PT KONTAK PERKASA FUTURES – Bursa saham Amerika Serikat (AS) Wall Street turun pada perdagangan Rabu (24/4) setelah sebelumnya mencatat penguatan. Penurunan tersebut terjadi setelah investor mulai mencerna laporan laba beragam dari sejumlah laporan keuangan perusahaan yang telah dirilis.

Mengutip Reuters, Pada pukul 9:58 waktu setempat, Indeks Dow Jones Industrial Average turun 33,80 poin, atau 0,13% menjadi 26.622,59.  Indeks S&P 500 turun 2,24 poin, atau 0,08% menjadi 2.931,44 dan indeks Nasdaq Composite turun 7,23 poin atau 0,09%, menjadi 8,113.60.

Penurunan saham sektor kesehatan sebesar 0,4% turut membebani pasar di tengah kekhawatiran peraturan di sektor kesehatan yang semakin ketat. Penurunan saham Caterpillar Inc yang sebesar 3,2% juga turut menekan Wall Street.

Kinerja perusahaan ini melampaui estimasi analis untuk laba kuartalan, tapi  membukukan penurunan pendapatan di sektor konstruksi sebesar 4% di Asia-Pasifik, salah satu pasar utama yang didominasi oleh China.
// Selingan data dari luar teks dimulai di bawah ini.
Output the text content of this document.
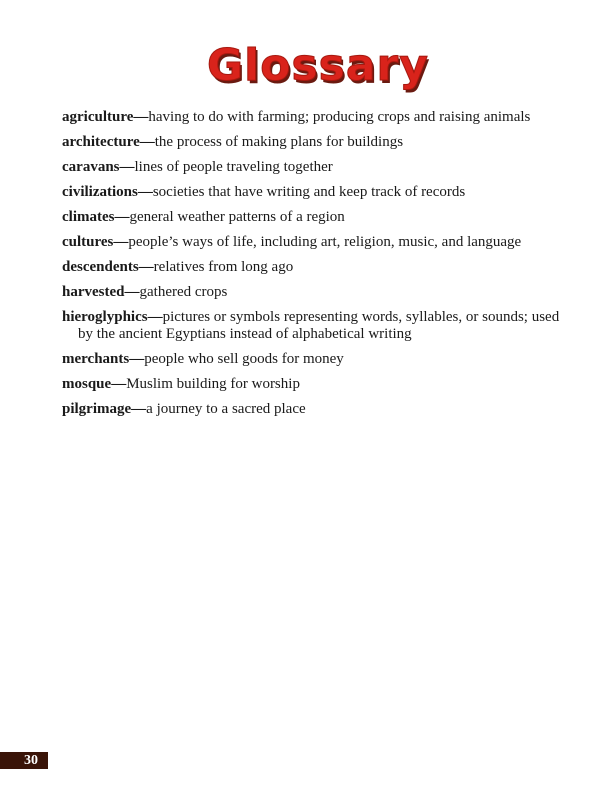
Glossary
agriculture—having to do with farming; producing crops and raising animals
architecture—the process of making plans for buildings
caravans—lines of people traveling together
civilizations—societies that have writing and keep track of records
climates—general weather patterns of a region
cultures—people’s ways of life, including art, religion, music, and language
descendents—relatives from long ago
harvested—gathered crops
hieroglyphics—pictures or symbols representing words, syllables, or sounds; used by the ancient Egyptians instead of alphabetical writing
merchants—people who sell goods for money
mosque—Muslim building for worship
pilgrimage—a journey to a sacred place
30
Saham AT&T Inc juga tercatat turun 3% setelah operator nirkabel AS terbesar kedua tersebut melaporkan pendapatan kuartalan di bawah perkiraan analis di Wall Street.

Sementara itu, saham Microsoft Corp dan Facebook Inc, yang rencananya akan menerbitkan laporan keuangannya setelah penutupan Wall Street pada Rabu ini tercatat turun sekitar 0,5%.

Bukan hanya itu, berdasarkan data Refinitv, keuntungan perusahaan di indeks S&P 500 diperkirakan akan turun 1,1% pada kuartal pertama tahun ini. Namun, perkiraan tersebut telah membaik sejak awal April, dengan 77,5% dari 129 perusahaan yang telah melaporkan sejauh ini melampaui perkiraan pendapatan.

Laju penurunan Wall Street sedikit tertahan kenaikan saham Boeing Co sebesar 1,1%, bahkan ketika pembuat rencana membatalkan prospek 2019 dan melaporkan pendapatan kuartalan di bawah perkiraan Wall Street karena landasan 737 MAX jet-nya. Sahamnya telah kehilangan 11% sejak kecelakaan mematikan Ethiopia pada awal Maret.

Saham EBay Inc juga melonjak 3,8% setelah perusahaan menaikkan perkiraan penjualan dan laba setahun penuh. Saham Anadarko Petroleum Corp melonjak 11,7% juga turut menahan penurunan Wall Street.

Anadarko Petroleum menjadi saham pendorongan terbesar ke indeks S&P 500, setelah Occidental Petroleum Corp berusaha untuk menghentikan pengambilalihan perusahaan oleh Chevron Corp dengan tawaran $ 57 miliar. Saham Occidental turun 3,0%.